Charles Dickens

'The next wreath I adjust on this fair head, will be a marriage wreath,' said Grace; 'or I am no true prophet, dear.'

Her sister smiled, and held her in her arms.

'A moment, Grace. Don't leave me yet. Are you sure that I want nothing more?'

Her care was not for that. It was her sister's face she thought of, and her eyes were fixed upon it, tenderly.

'My art,' said Grace, 'can go no farther, dear girl; nor your beauty. I never saw you look so beautiful as now.'

'I never was so happy,' she returned.

'Ay, but there is a greater happiness in store. In such another home, as cheerful and as bright as this looks now,' said Grace, 'Alfred and his young wife will soon be living.'

She smiled again. 'It is a happy home, Grace, in your fancy. I can see it in your eyes. I know it WILL be happy, dear. How glad I am to know it.'

'Well,' cried the Doctor, bustling in. 'Here we are, all ready for Alfred, eh? He can't be here until pretty late - an hour or so before midnight - so there'll be plenty of time for making merry before he comes. He'll not find us with the ice unbroken. Pile up the fire here, Britain! Let it shine upon the holly till it winks again. It's a world of nonsense, Puss; true lovers and all the rest of it - all nonsense; but we'll be nonsensical with the rest of 'em, and give our true lover a mad welcome. Upon my word!' said the old Doctor, looking at his daughters proudly, 'I'm not clear to-night, among other absurdities, but that I'm the father of two handsome girls.'

'All that one of them has ever done, or may do - may do, dearest father - to cause you pain or grief, forgive her,' said Marion, 'forgive her now, when her heart is full. Say that you forgive her. That you will forgive her. That she shall always share your love, and -,' and the rest was not said, for her face was hidden on the old man's shoulder.

'Tut, tut, tut,' said the Doctor gently. 'Forgive! What have I to forgive? Heyday, if our true lovers come back to flurry us like this, we must hold 'em at a distance; we must send expresses out to stop 'em short upon the road, and bring 'em on a mile or two a day, until we're properly prepared to meet 'em. Kiss me, Puss. Forgive! Why, what a silly child you are! If you had vexed and crossed me fifty times a day, instead of not at all, I'd forgive you everything, but such a supplication. Kiss me again, Puss. There! Prospective and retrospective - a clear score between us. Pile up the fire here! Would you freeze the people on this bleak December night! Let us be light, and warm, and merry, or I'll not forgive some of you!'

So gaily the old Doctor carried it! And the fire was piled up, and the lights were bright, and company arrived, and a murmuring of lively tongues began, and already there was a pleasant air of cheerful excitement stirring through all the house.

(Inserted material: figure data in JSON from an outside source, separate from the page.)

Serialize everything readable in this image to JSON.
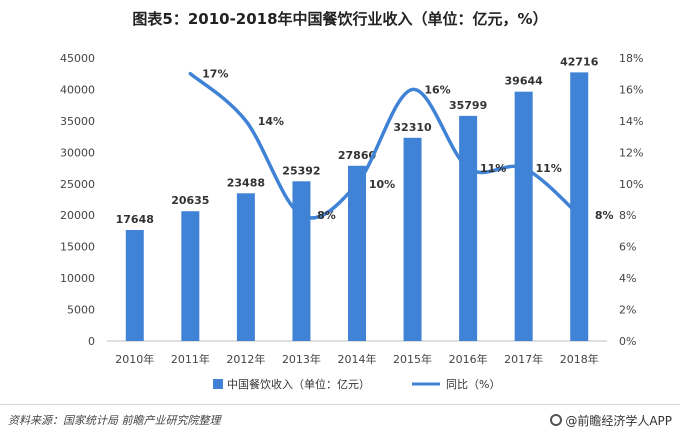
{
  "title": "图表5：2010-2018年中国餐饮行业收入（单位：亿元，%）",
  "chart_data": {
    "type": "bar",
    "categories": [
      "2010年",
      "2011年",
      "2012年",
      "2013年",
      "2014年",
      "2015年",
      "2016年",
      "2017年",
      "2018年"
    ],
    "series": [
      {
        "name": "中国餐饮收入（单位：亿元）",
        "type": "bar",
        "axis": "left",
        "values": [
          17648,
          20635,
          23488,
          25392,
          27860,
          32310,
          35799,
          39644,
          42716
        ],
        "data_labels": [
          "17648",
          "20635",
          "23488",
          "25392",
          "27860",
          "32310",
          "35799",
          "39644",
          "42716"
        ],
        "color": "#3f82d6"
      },
      {
        "name": "同比（%）",
        "type": "line",
        "axis": "right",
        "values": [
          null,
          17,
          14,
          8,
          10,
          16,
          11,
          11,
          8
        ],
        "data_labels": [
          "",
          "17%",
          "14%",
          "8%",
          "10%",
          "16%",
          "11%",
          "11%",
          "8%"
        ],
        "color": "#3f82d6"
      }
    ],
    "ylim_left": [
      0,
      45000
    ],
    "yticks_left": [
      "0",
      "5000",
      "10000",
      "15000",
      "20000",
      "25000",
      "30000",
      "35000",
      "40000",
      "45000"
    ],
    "ylim_right": [
      0,
      18
    ],
    "yticks_right": [
      "0%",
      "2%",
      "4%",
      "6%",
      "8%",
      "10%",
      "12%",
      "14%",
      "16%",
      "18%"
    ],
    "grid": false,
    "legend_position": "bottom"
  },
  "footer": {
    "source": "资料来源：国家统计局 前瞻产业研究院整理",
    "brand": "@前瞻经济学人APP"
  }
}
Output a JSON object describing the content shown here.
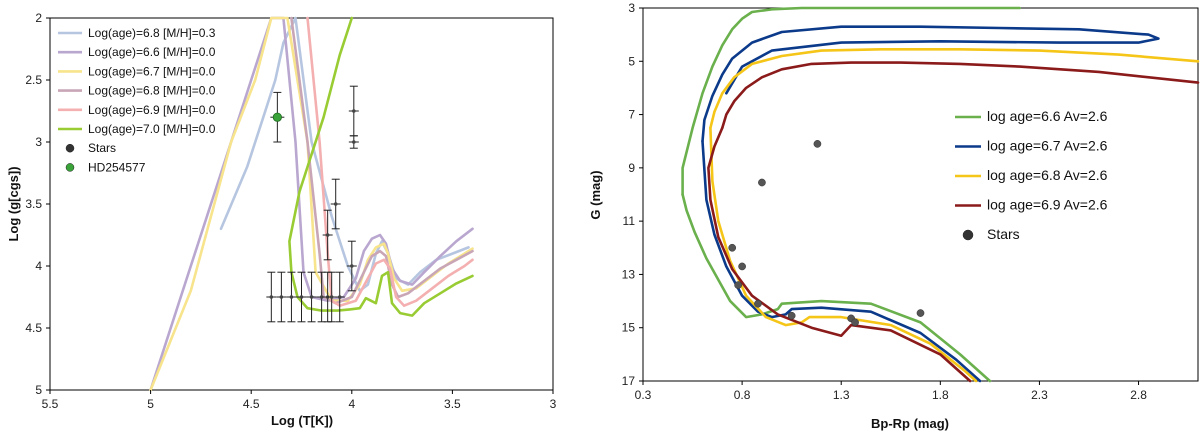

More and more company came flocking in. Bright eyes sparkled upon Marion; smiling lips gave her joy of his return; sage mothers fanned themselves, and hoped she mightn't be too youthful and inconstant for the quiet round of home; impetuous fathers fell into disgrace for too much exaltation of her beauty; daughters envied her; sons envied him; innumerable pairs of lovers profited by the occasion; all were interested, animated, and expectant.

Mr. and Mrs. Craggs came arm in arm, but Mrs. Snitchey came alone. 'Why, what's become of HIM?' inquired the Doctor.

The feather of a Bird of Paradise in Mrs. Snitchey's turban, trembled as if the Bird of Paradise were alive again, when she said that doubtless Mr. Craggs knew. SHE was never told.

'That nasty office,' said Mrs. Craggs.

'I wish it was burnt down,' said Mrs. Snitchey.

'He's - he's - there's a little matter of business that keeps my partner rather late,' said Mr. Craggs, looking uneasily about him.

'Oh-h! Business. Don't tell me!' said Mrs. Snitchey.

'WE know what business means,' said Mrs. Craggs.

But their not knowing what it meant, was perhaps the reason why Mrs.